A new poll from Zogby International and the Michael D. Palm Center reveals that U.S. military personnel are increasingly comfortable serving with openly gay colleagues.
The poll, released today, reveals that 73 percent of military members are comfortable with lesbians and gays. Nearly one in four (23 percent) service members report knowing for sure that someone in their unit is lesbian or gay, including 21 percent of those in combat units.
"Today’s poll is one more nail in the coffin of ‘Don’t Ask, Don’t Tell,’" said C. Dixon Osburn, executive director of Servicemembers Legal Defense Network (SLDN). "Those who defend the law have argued that openly gay personnel harm military readiness. This research highlights the absurdity of such a hypothesis. Not only are there more than 65,000 lesbians and gays serving in the armed forces, but many are serving openly. Their straight colleagues are just fine with that. At a time when our fighting forces are stretched thin and leaders are calling for the recruitment of more troops, it is time for Congress to do away with this archaic law."

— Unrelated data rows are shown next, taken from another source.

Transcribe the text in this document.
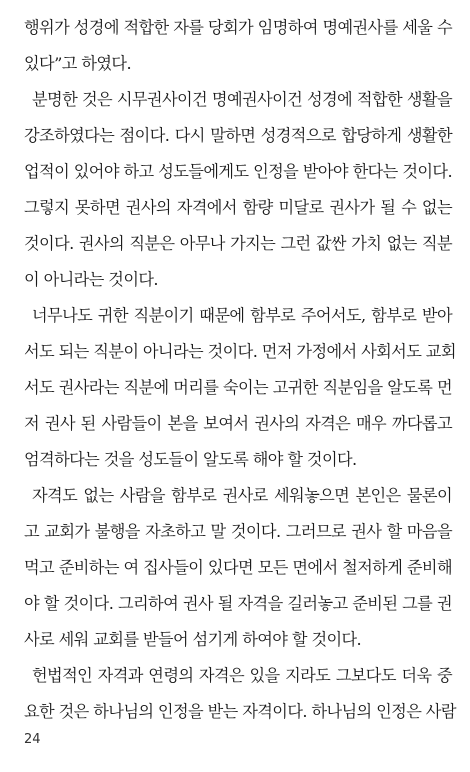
행위가 성경에 적합한 자를 당회가 임명하여 명예권사를 세울 수
있다”고 하였다.
분명한 것은 시무권사이건 명예권사이건 성경에 적합한 생활을
강조하였다는 점이다. 다시 말하면 성경적으로 합당하게 생활한
업적이 있어야 하고 성도들에게도 인정을 받아야 한다는 것이다.
그렇지 못하면 권사의 자격에서 함량 미달로 권사가 될 수 없는
것이다. 권사의 직분은 아무나 가지는 그런 값싼 가치 없는 직분
이 아니라는 것이다.
너무나도 귀한 직분이기 때문에 함부로 주어서도, 함부로 받아
서도 되는 직분이 아니라는 것이다. 먼저 가정에서 사회서도 교회
서도 권사라는 직분에 머리를 숙이는 고귀한 직분임을 알도록 먼
저 권사 된 사람들이 본을 보여서 권사의 자격은 매우 까다롭고
엄격하다는 것을 성도들이 알도록 해야 할 것이다.
자격도 없는 사람을 함부로 권사로 세워놓으면 본인은 물론이
고 교회가 불행을 자초하고 말 것이다. 그러므로 권사 할 마음을
먹고 준비하는 여 집사들이 있다면 모든 면에서 철저하게 준비해
야 할 것이다. 그리하여 권사 될 자격을 길러놓고 준비된 그를 권
사로 세워 교회를 받들어 섬기게 하여야 할 것이다.
헌법적인 자격과 연령의 자격은 있을 지라도 그보다도 더욱 중
요한 것은 하나님의 인정을 받는 자격이다. 하나님의 인정은 사람
24
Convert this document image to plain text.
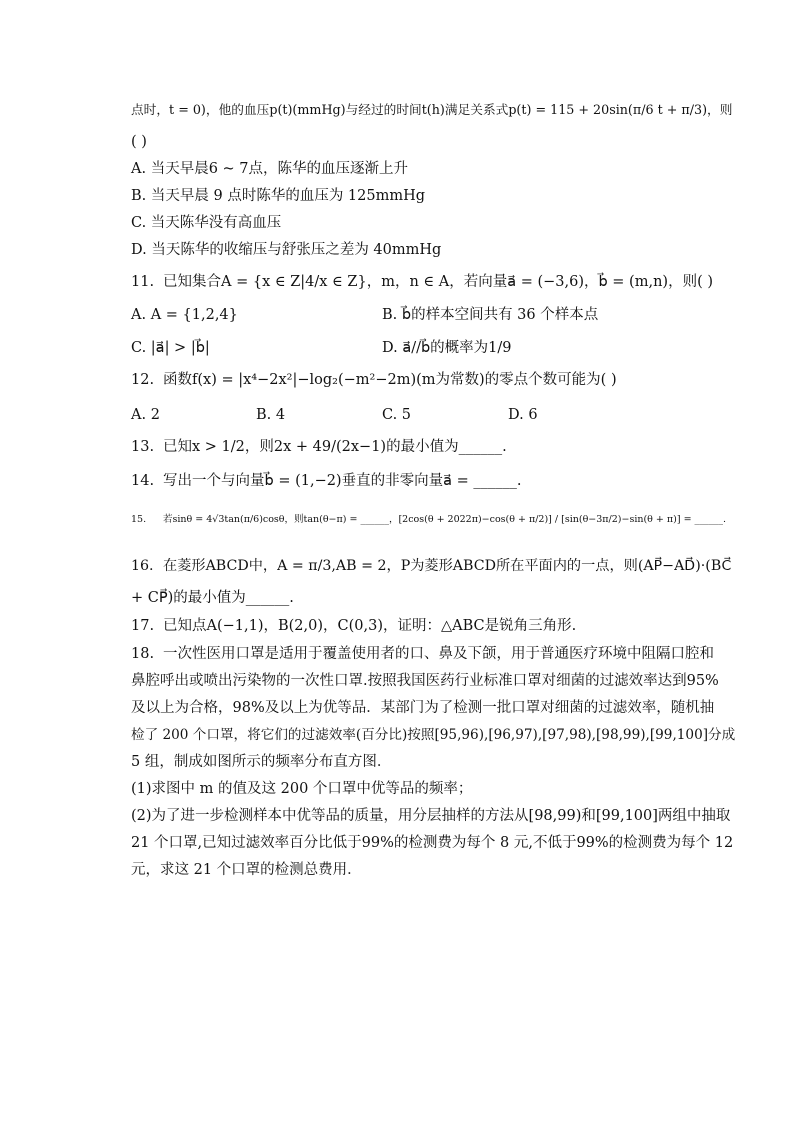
点时，t = 0)，他的血压p(t)(mmHg)与经过的时间t(h)满足关系式p(t) = 115 + 20sin(π/6 t + π/3)，则
( )
A. 当天早晨6 ~ 7点，陈华的血压逐渐上升
B. 当天早晨 9 点时陈华的血压为 125mmHg
C. 当天陈华没有高血压
D. 当天陈华的收缩压与舒张压之差为 40mmHg
11. 已知集合A = {x ∈ Z|4/x ∈ Z}，m，n ∈ A，若向量a⃗ = (−3,6)，b⃗ = (m,n)，则( )
A. A = {1,2,4}	B. b⃗的样本空间共有 36 个样本点
C. |a⃗| > |b⃗|	D. a⃗//b⃗的概率为1/9
12. 函数f(x) = |x⁴−2x²|−log₂(−m²−2m)(m为常数)的零点个数可能为( )
A. 2	B. 4	C. 5	D. 6
13. 已知x > 1/2，则2x + 49/(2x−1)的最小值为______.
14. 写出一个与向量b⃗ = (1,−2)垂直的非零向量a⃗ = ______.
15. 若sinθ = 4√3tan(π/6)cosθ，则tan(θ−π) = ______，[2cos(θ + 2022π)−cos(θ + π/2)] / [sin(θ−3π/2)−sin(θ + π)] = ______.
16. 在菱形ABCD中，A = π/3,AB = 2，P为菱形ABCD所在平面内的一点，则(AP⃗−AD⃗)·(BC⃗
+ CP⃗)的最小值为______.
17. 已知点A(−1,1)，B(2,0)，C(0,3)，证明：△ABC是锐角三角形.
18. 一次性医用口罩是适用于覆盖使用者的口、鼻及下颌，用于普通医疗环境中阻隔口腔和
鼻腔呼出或喷出污染物的一次性口罩.按照我国医药行业标准口罩对细菌的过滤效率达到95%
及以上为合格，98%及以上为优等品．某部门为了检测一批口罩对细菌的过滤效率，随机抽
检了 200 个口罩，将它们的过滤效率(百分比)按照[95,96),[96,97),[97,98),[98,99),[99,100]分成
5 组，制成如图所示的频率分布直方图．
(1)求图中 m 的值及这 200 个口罩中优等品的频率；
(2)为了进一步检测样本中优等品的质量，用分层抽样的方法从[98,99)和[99,100]两组中抽取
21 个口罩,已知过滤效率百分比低于99%的检测费为每个 8 元,不低于99%的检测费为每个 12
元，求这 21 个口罩的检测总费用．
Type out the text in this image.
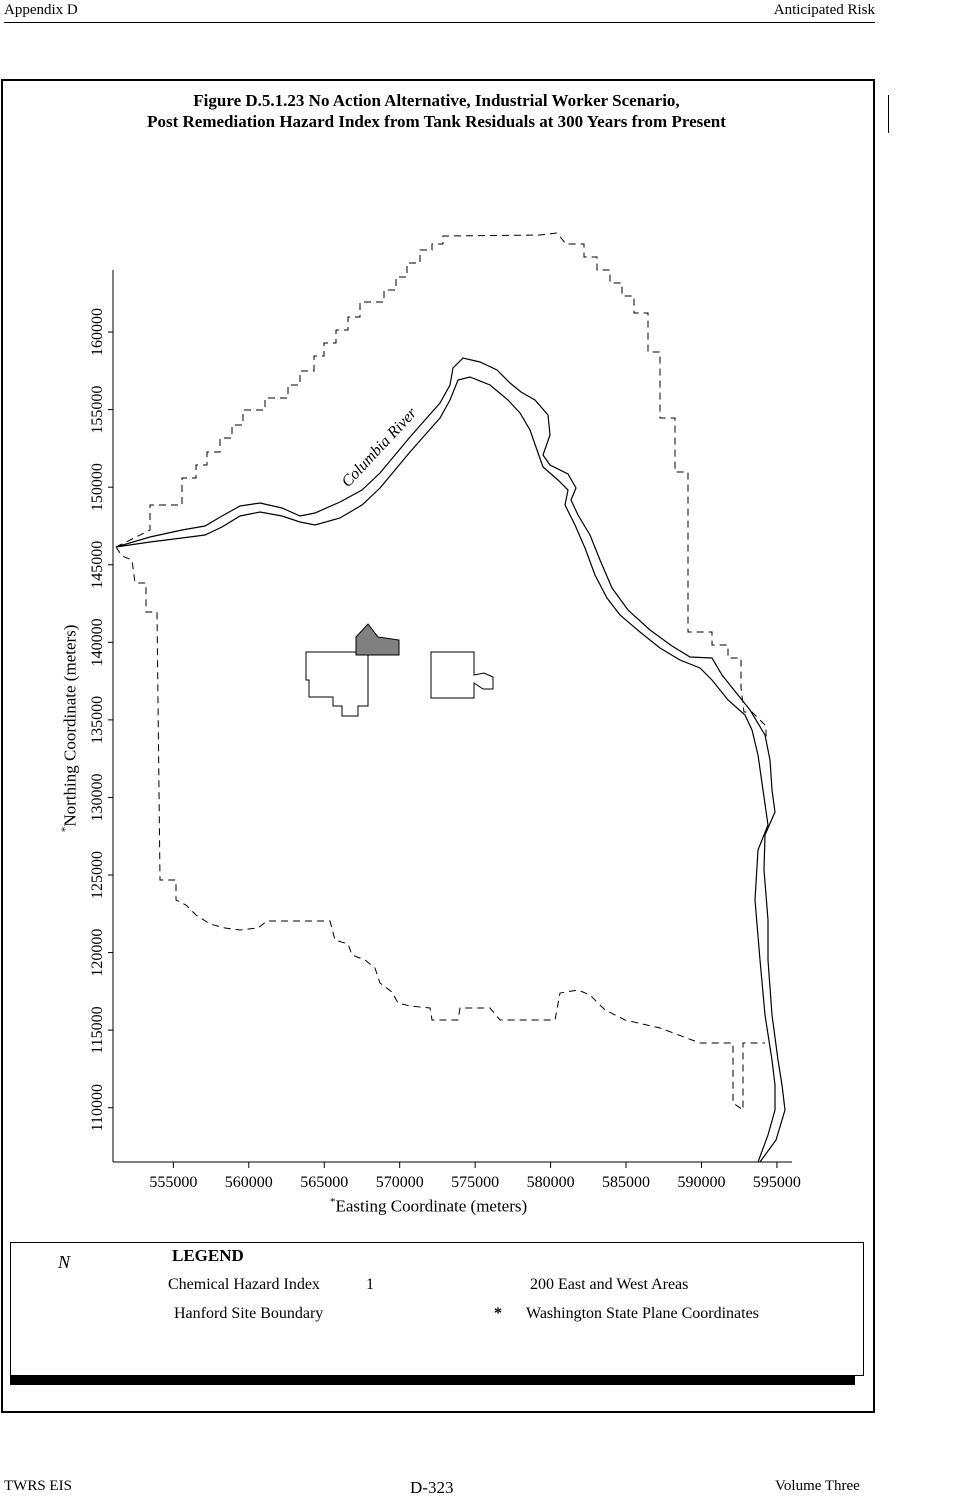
Appendix D	Anticipated Risk
Figure D.5.1.23 No Action Alternative, Industrial Worker Scenario,
Post Remediation Hazard Index from Tank Residuals at 300 Years from Present
555000 560000 565000 570000 575000 580000 585000 590000 595000
110000
115000
120000
125000
130000
135000
140000
145000
150000
155000
160000
Columbia River
*Easting Coordinate (meters)
*Northing Coordinate (meters)
N	LEGEND
Chemical Hazard Index	1
Hanford Site Boundary
200 East and West Areas
* Washington State Plane Coordinates
TWRS EIS	D-323	Volume Three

The poll of 545 troops who served in Iraq and Afghanistan also found that, even among those who did not know for certain if a gay colleague was in their unit, nearly half (45 percent) suspected as much. Among those who did know a gay colleague, few said their presence undermined morale. In 1993, only 13 percent of enlisted personnel supported open service.
The Zogby poll is the latest in a series of polls and public statements indicating readiness for a chance in policy. A 2004 Annenberg poll found that a majority of junior enlisted personnel favor allowing gays to serve openly, up from 13 percent in other polls from 1993. Among the general public, Gallup has found 79 percent support for repealing the gay ban. A recent Boston Globe poll also found that a majority of conservatives and regular church-goers favor repeal, too.

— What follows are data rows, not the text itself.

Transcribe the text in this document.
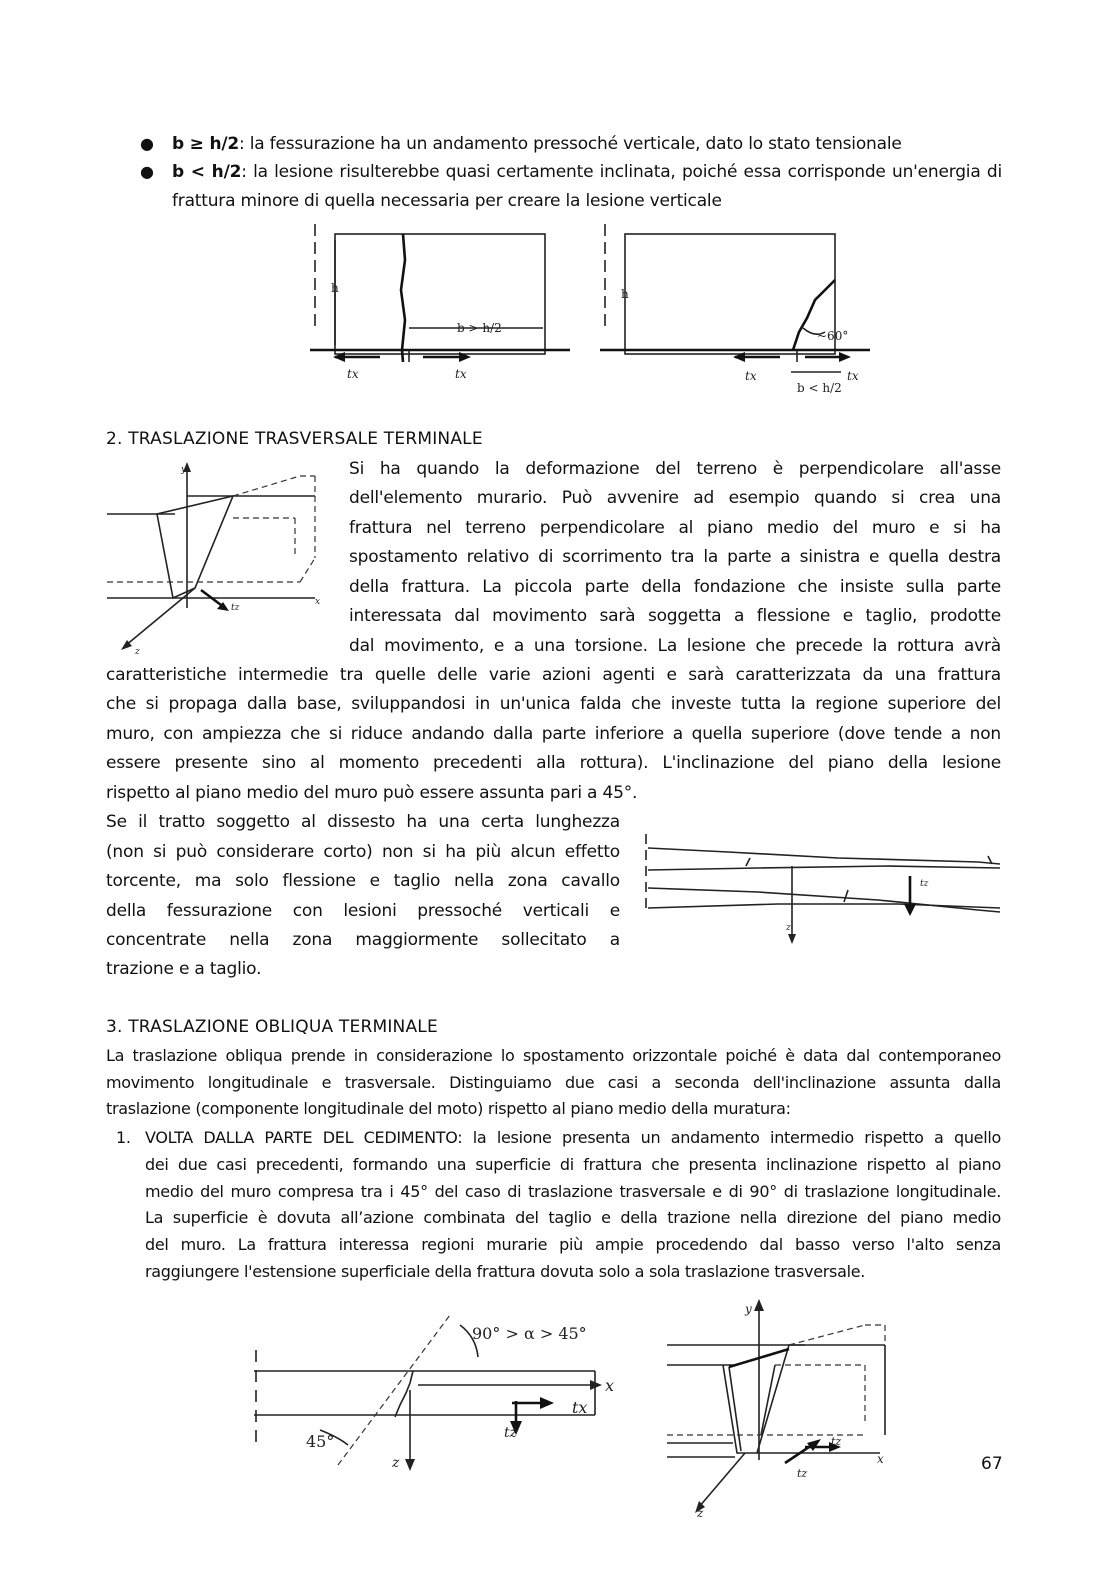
● b ≥ h/2: la fessurazione ha un andamento pressoché verticale, dato lo stato tensionale
● b < h/2: la lesione risulterebbe quasi certamente inclinata, poiché essa corrisponde un'energia di
frattura minore di quella necessaria per creare la lesione verticale
h
b > h/2
tx	tx
h
~60°
tx	tx
b < h/2
2. TRASLAZIONE TRASVERSALE TERMINALE
y
x
z
tz
Si ha quando la deformazione del terreno è perpendicolare all'asse
dell'elemento murario. Può avvenire ad esempio quando si crea una
frattura nel terreno perpendicolare al piano medio del muro e si ha
spostamento relativo di scorrimento tra la parte a sinistra e quella destra
della frattura. La piccola parte della fondazione che insiste sulla parte
interessata dal movimento sarà soggetta a flessione e taglio, prodotte
dal movimento, e a una torsione. La lesione che precede la rottura avrà
caratteristiche intermedie tra quelle delle varie azioni agenti e sarà caratterizzata da una frattura
che si propaga dalla base, sviluppandosi in un'unica falda che investe tutta la regione superiore del
muro, con ampiezza che si riduce andando dalla parte inferiore a quella superiore (dove tende a non
essere presente sino al momento precedenti alla rottura). L'inclinazione del piano della lesione
rispetto al piano medio del muro può essere assunta pari a 45°.
Se il tratto soggetto al dissesto ha una certa lunghezza
(non si può considerare corto) non si ha più alcun effetto
torcente, ma solo flessione e taglio nella zona cavallo
della fessurazione con lesioni pressoché verticali e
concentrate nella zona maggiormente sollecitato a
trazione e a taglio.
z
tz
3. TRASLAZIONE OBLIQUA TERMINALE
La traslazione obliqua prende in considerazione lo spostamento orizzontale poiché è data dal contemporaneo
movimento longitudinale e trasversale. Distinguiamo due casi a seconda dell'inclinazione assunta dalla
traslazione (componente longitudinale del moto) rispetto al piano medio della muratura:
1. VOLTA DALLA PARTE DEL CEDIMENTO: la lesione presenta un andamento intermedio rispetto a quello
dei due casi precedenti, formando una superficie di frattura che presenta inclinazione rispetto al piano
medio del muro compresa tra i 45° del caso di traslazione trasversale e di 90° di traslazione longitudinale.
La superficie è dovuta all’azione combinata del taglio e della trazione nella direzione del piano medio
del muro. La frattura interessa regioni murarie più ampie procedendo dal basso verso l'alto senza
raggiungere l'estensione superficiale della frattura dovuta solo a sola traslazione trasversale.
90° > α > 45°
45°
x
tx
tz
z
y
x
z
tz
tz
67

Senior military leaders are increasingly speaking up in favor of reviewing the ban on open service as well.
Lieutenant General Claudia Kennedy, USA (Ret.), the first female to achieve three-star rank in the Army, recently called "Don’t Ask, Don’t Tell" a "hollow policy that serves no useful purpose."
Lieutenant General Daniel W. Christman, former superintendent of West Point, told The New York Times that "It is clear that national attitudes toward this issue have evolved considerably in the last decade. This has been led by a new generation of service members who take a more relaxed and tolerant view toward homosexuality."

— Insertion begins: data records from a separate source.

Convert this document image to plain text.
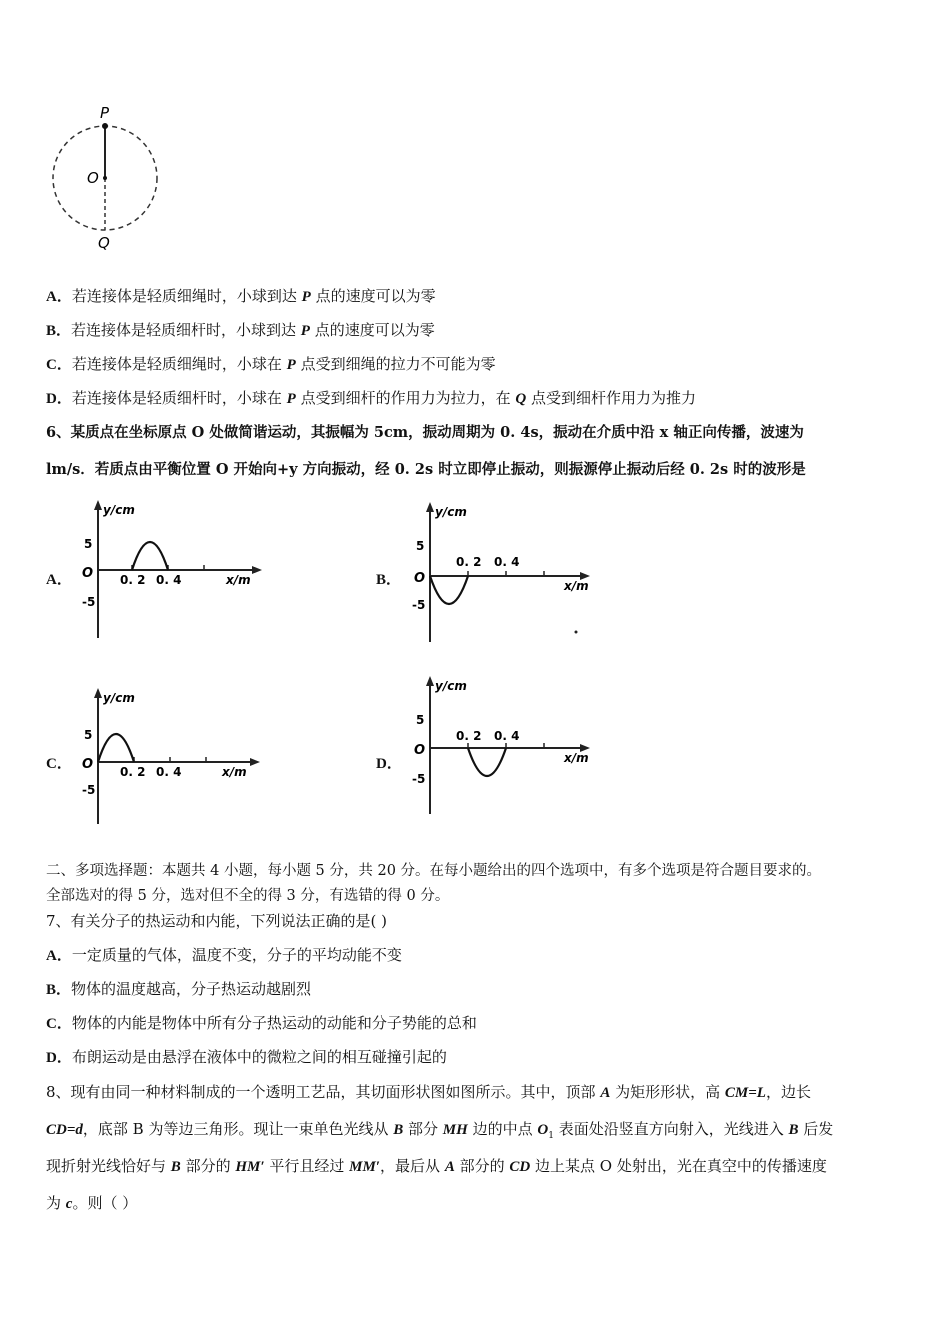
P
O
Q
A．若连接体是轻质细绳时，小球到达 P 点的速度可以为零
B．若连接体是轻质细杆时，小球到达 P 点的速度可以为零
C．若连接体是轻质细绳时，小球在 P 点受到细绳的拉力不可能为零
D．若连接体是轻质细杆时，小球在 P 点受到细杆的作用力为拉力，在 Q 点受到细杆作用力为推力
6、某质点在坐标原点 O 处做简谐运动，其振幅为 5cm，振动周期为 0. 4s，振动在介质中沿 x 轴正向传播，波速为
lm/s．若质点由平衡位置 O 开始向+y 方向振动，经 0. 2s 时立即停止振动，则振源停止振动后经 0. 2s 时的波形是
A．	B．
C．	D．
y/cm
5
O
-5
0. 2 0. 4	x/m
y/cm
5
O
-5
0. 2 0. 4
x/m
y/cm
5
O
-5
0. 2 0. 4	x/m
y/cm
5
O
-5
0. 2 0. 4
x/m
二、多项选择题：本题共 4 小题，每小题 5 分，共 20 分。在每小题给出的四个选项中，有多个选项是符合题目要求的。
全部选对的得 5 分，选对但不全的得 3 分，有选错的得 0 分。
7、有关分子的热运动和内能，下列说法正确的是( )
A．一定质量的气体，温度不变，分子的平均动能不变
B．物体的温度越高，分子热运动越剧烈
C．物体的内能是物体中所有分子热运动的动能和分子势能的总和
D．布朗运动是由悬浮在液体中的微粒之间的相互碰撞引起的
8、现有由同一种材料制成的一个透明工艺品，其切面形状图如图所示。其中，顶部 A 为矩形形状，高 CM=L，边长
CD=d，底部 B 为等边三角形。现让一束单色光线从 B 部分 MH 边的中点 $O_1$ 表面处沿竖直方向射入，光线进入 B 后发
现折射光线恰好与 B 部分的 HM′ 平行且经过 MM′，最后从 A 部分的 CD 边上某点 O 处射出，光在真空中的传播速度
为 c。则（ ）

"There has been a seismic shift among the military and the public in favor of welcoming gay patriots in our armed forces," said Osburn. "Congress should follow the example of those who serve on the frontlines every day and repeal ‘Don’t Ask, Don’t Tell’ once and for all."
Congressman Marty Meehan (D-MA) will re-introduce The Military ReadinessEnhancement Act, which would repeal "Don’t Ask, Don’t Tell" and allows gays to serve openly, when Congress reconvenes in 2007. During the 109th Congress, a bipartisan coalition of 123 lawmakers supported the bill.